2 . 15 Spanning Tree Calls

Sometimes, it is convenient to view the processors/nodes of the machine as a tree. For this purpose, Converse defines a tree over processors/nodes. We provide functions to obtain the parent and children of each processor/node. On those machines where the communication topology is relevant, we arrange the tree to optimize communication performance. The root of the spanning tree (processor based or node-based) is always 0, thus the CmiSpanTreeRoot call has been eliminated.

int CmiSpanTreeParent(int procNum)
This function returns the processor number of the parent of procNum in the spanning tree.

int CmiNumSpanTreeChildren(int procNum)
Returns the number of children of procNum in the spanning tree.

void CmiSpanTreeChildren(int procNum, int *children)
This function fills the array children with processor numbers of children of procNum in the spanning tree.

int CmiNodeSpanTreeParent(int nodeNum)
This function returns the node number of the parent of nodeNum in the spanning tree.

int CmiNumNodeSpanTreeChildren(int nodeNum)
Returns the number of children of nodeNum in the spanning tree.

void CmiNodeSpanTreeChildren(int nodeNum, int *children)
This function fills the array children with node numbers of children of nodeNum in the spanning tree.

2 . 16 Isomalloc

It is occasionally useful to allocate memory at a globally unique virtual address. This is trivial on a shared memory machine (where every address is globally unique); but more difficult on a distributed memory machine (where each node has its own separate data at address 0x80000000). Isomalloc provides a uniform interface for allocating globally unique virtual addresses.

Isomalloc can thus be thought of as a software distributed shared memory implementation; except data movement between processors is explicit (by making a subroutine call), not on demand (by taking a page fault).

Isomalloc is useful when moving highly interlinked data structures from one processor to another, because internal pointers will still point to the correct locations, even on a new processor. This is especially useful when the format of the data structure is complex or unknown, as with thread stacks.

void *CmiIsomalloc(int size)
Allocate size bytes at a unique virtual address. Returns a pointer to the allocated region.

CmiIsomalloc makes allocations with page granularity (typically several kilobytes); so it is not recommended for small allocations.

void CmiIsomallocFree(void *doomedBlock)
Release the given block, which must have been previously returned by CmiIsomalloc. Also releases the used virtual address range, which the system may subsequently reuse.

After a CmiIsomallocFree, references to that block will likely result in a segmentation violation. It is illegal to call CmiIsomallocFree more than once on the same block.

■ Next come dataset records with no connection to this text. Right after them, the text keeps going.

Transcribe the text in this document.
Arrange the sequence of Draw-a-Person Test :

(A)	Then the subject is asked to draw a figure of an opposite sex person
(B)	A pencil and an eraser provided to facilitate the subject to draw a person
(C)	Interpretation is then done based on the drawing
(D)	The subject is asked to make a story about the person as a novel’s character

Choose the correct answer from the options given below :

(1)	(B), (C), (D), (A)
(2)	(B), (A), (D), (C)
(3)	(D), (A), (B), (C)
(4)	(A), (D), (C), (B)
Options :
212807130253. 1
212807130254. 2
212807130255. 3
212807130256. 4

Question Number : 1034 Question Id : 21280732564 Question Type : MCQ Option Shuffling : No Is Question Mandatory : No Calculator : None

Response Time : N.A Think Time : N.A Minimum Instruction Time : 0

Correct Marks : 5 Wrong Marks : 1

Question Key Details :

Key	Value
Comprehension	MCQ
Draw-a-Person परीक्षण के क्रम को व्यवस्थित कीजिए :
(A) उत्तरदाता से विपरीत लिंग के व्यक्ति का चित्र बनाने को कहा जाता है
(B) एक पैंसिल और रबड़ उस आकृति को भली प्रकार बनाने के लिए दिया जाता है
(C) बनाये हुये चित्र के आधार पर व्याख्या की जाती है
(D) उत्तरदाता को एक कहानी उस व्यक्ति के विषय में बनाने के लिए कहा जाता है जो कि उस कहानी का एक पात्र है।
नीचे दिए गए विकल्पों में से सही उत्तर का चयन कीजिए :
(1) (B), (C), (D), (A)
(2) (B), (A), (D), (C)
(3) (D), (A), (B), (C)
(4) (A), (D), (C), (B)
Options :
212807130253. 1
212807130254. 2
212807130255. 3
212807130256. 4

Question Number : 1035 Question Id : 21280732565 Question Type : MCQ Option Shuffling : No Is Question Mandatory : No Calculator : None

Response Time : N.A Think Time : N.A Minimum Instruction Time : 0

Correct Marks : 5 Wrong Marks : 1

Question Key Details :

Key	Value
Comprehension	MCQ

void CmiIsomallocPup(pup_er p,void **block)
Pack/Unpack the given block. This routine can be used to move blocks across processors, save blocks to disk, or checkpoint blocks.

After unpacking, the pointer is guaranteed to have the same value that it did before packing.

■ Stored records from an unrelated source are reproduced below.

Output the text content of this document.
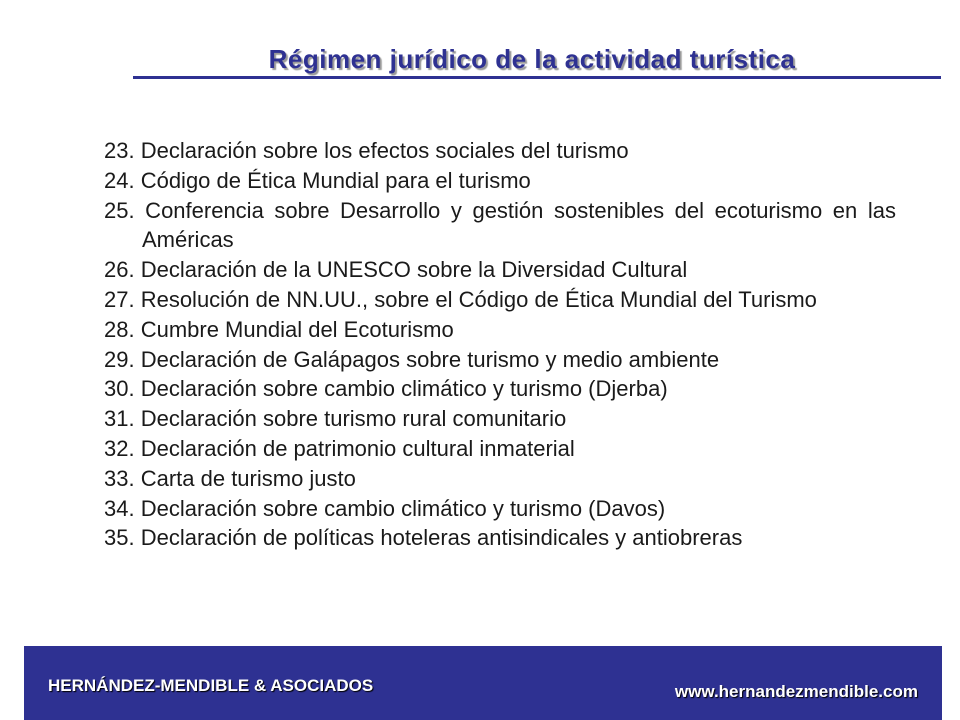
Régimen jurídico de la actividad turística
23. Declaración sobre los efectos sociales del turismo
24. Código de Ética Mundial para el turismo
25. Conferencia sobre Desarrollo y gestión sostenibles del ecoturismo en las Américas
26. Declaración de la UNESCO sobre la Diversidad Cultural
27. Resolución de NN.UU., sobre el Código de Ética Mundial del Turismo
28. Cumbre Mundial del Ecoturismo
29. Declaración de Galápagos sobre turismo y medio ambiente
30. Declaración sobre cambio climático y turismo (Djerba)
31. Declaración sobre turismo rural comunitario
32. Declaración de patrimonio cultural inmaterial
33. Carta de turismo justo
34. Declaración sobre cambio climático y turismo (Davos)
35. Declaración de políticas hoteleras antisindicales y antiobreras
HERNÁNDEZ-MENDIBLE & ASOCIADOS	www.hernandezmendible.com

Note- Use of this function to pup individual blocks is not supported any longer. All the blocks allocated via CmiIsomalloc are pupped by the RTS as one single unit.

int CmiIsomallocLength(void *block);
Return the length, in bytes, of this isomalloc'd block.

int CmiIsomallocInRange(void *address)
Return 1 if the given address may have been previously allocated to this processor using Isomalloc; 0 otherwise. CmiIsomallocInRange(malloc(size)) is guaranteed to be zero; CmiIsomallocInRange(CmiIsomalloc(size)) is guaranteed to be one.